Au XIXe siècle la Marne s’industrialise partiellement et s’urbanise de façon inégale sous l’effet de l’exode rural. Si les arrondissements ruraux de Sainte-Menehould et Vitry-le-François déclinent, ceux de Châlons-sur-Marne, Épernay et Reims se développent grâce aux industries, notamment lainières, verrières et viticoles. D’après des enquêtes réalisées entre 1896 et 1902 il ressort qu’il n’y a guère plus d’une centaine de logements à Châlons pour les ouvriers des brasseries et du chemin de fer, 71 à Vitry pour ceux des minoteries, briqueteries et tuileries.
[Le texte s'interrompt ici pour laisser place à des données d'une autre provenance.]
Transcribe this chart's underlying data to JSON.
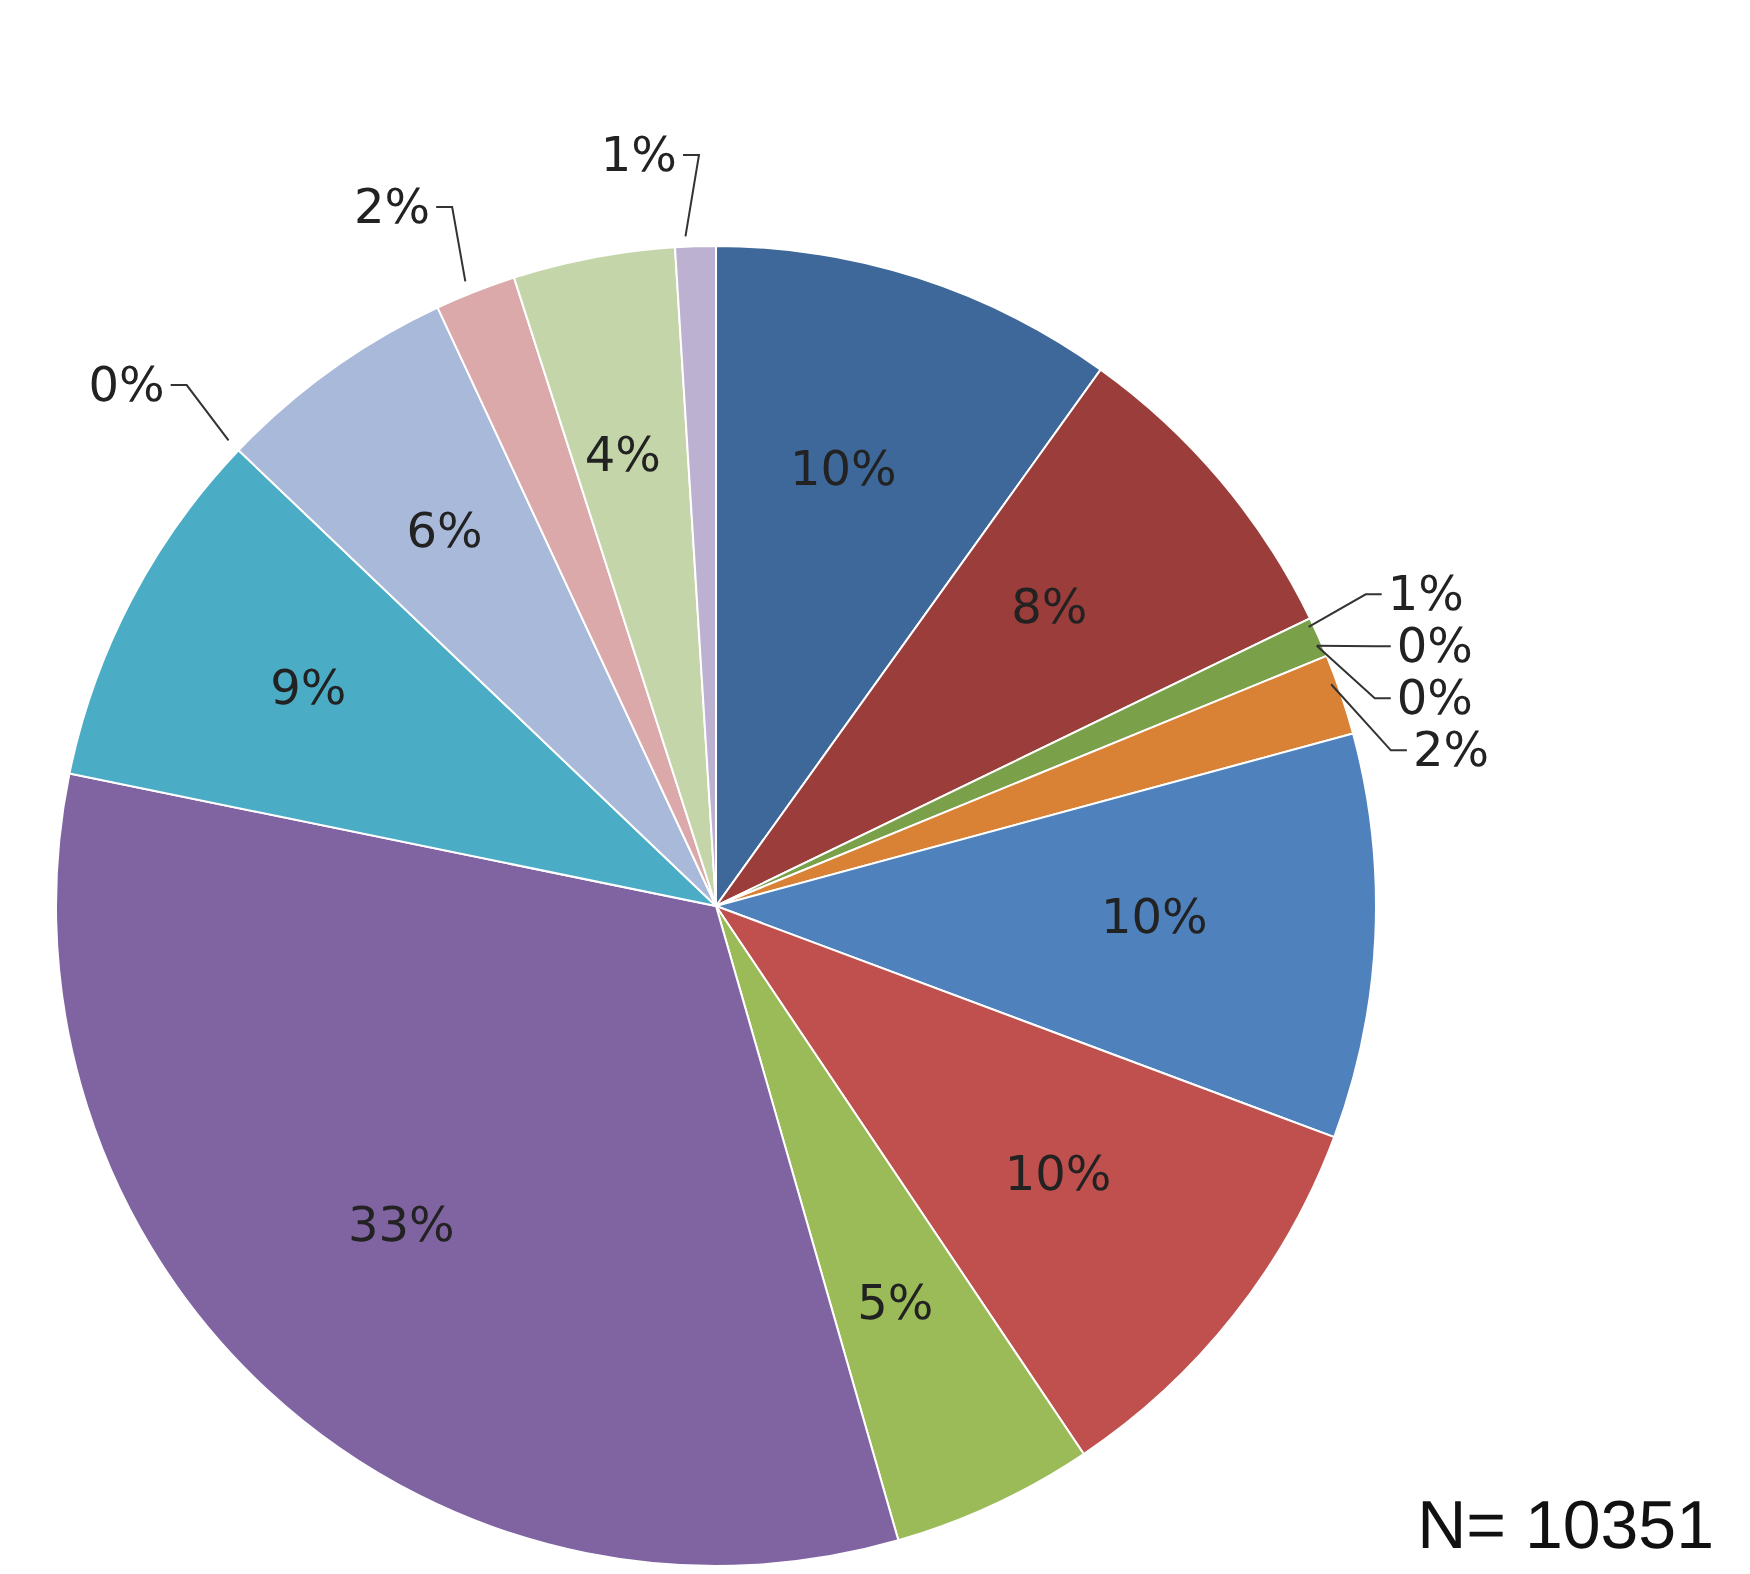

À Reims les quartiers ouvriers des faubourgs de Laon, Clairmarais, Neufchâtel, etc. se sont développés sans plan d’ensemble et sans se soucier de salubrité. Plusieurs actions sont cependant entreprises pour créer des habitations à bon marché, par l’Union foncière, société mutuelle pour la propriété créée à Reims en 1870 pour favoriser l’accession à la propriété, ou par la Société anonyme rémoise pour l’amélioration des logements à bon marché, créée en 1882 pour construire puis louer en ville des logements aux ouvriers, ou bien encore par Gilardoni frères à Pargny-sur-Saulx ou Gustave Jémot à Épernay par exemple. De leur côté, certains patrons créent des cités ouvrières : entre 1 000 et 1 200 logements en 1900 dont près de la moitié pour les verreries de Reims, La Neuvillette, Courcy et Loivre, ainsi que pour les industries de la vallée de la Suippe. L'habitat est collectif, mais plus souvent individuel, composé de deux à quatre pièces, les toilettes et les fontaines à eau étant communes. Moët et Chandon fait construire 140 maisons d’ouvriers vignerons dans cinq localités du vignoble de 1870 à 1890, soit beaucoup plus que les autres maisons de champagne. Procédant d’initiatives personnelles plus que collectives, ces réalisations témoignent de l’impérieux besoin en matière de logement.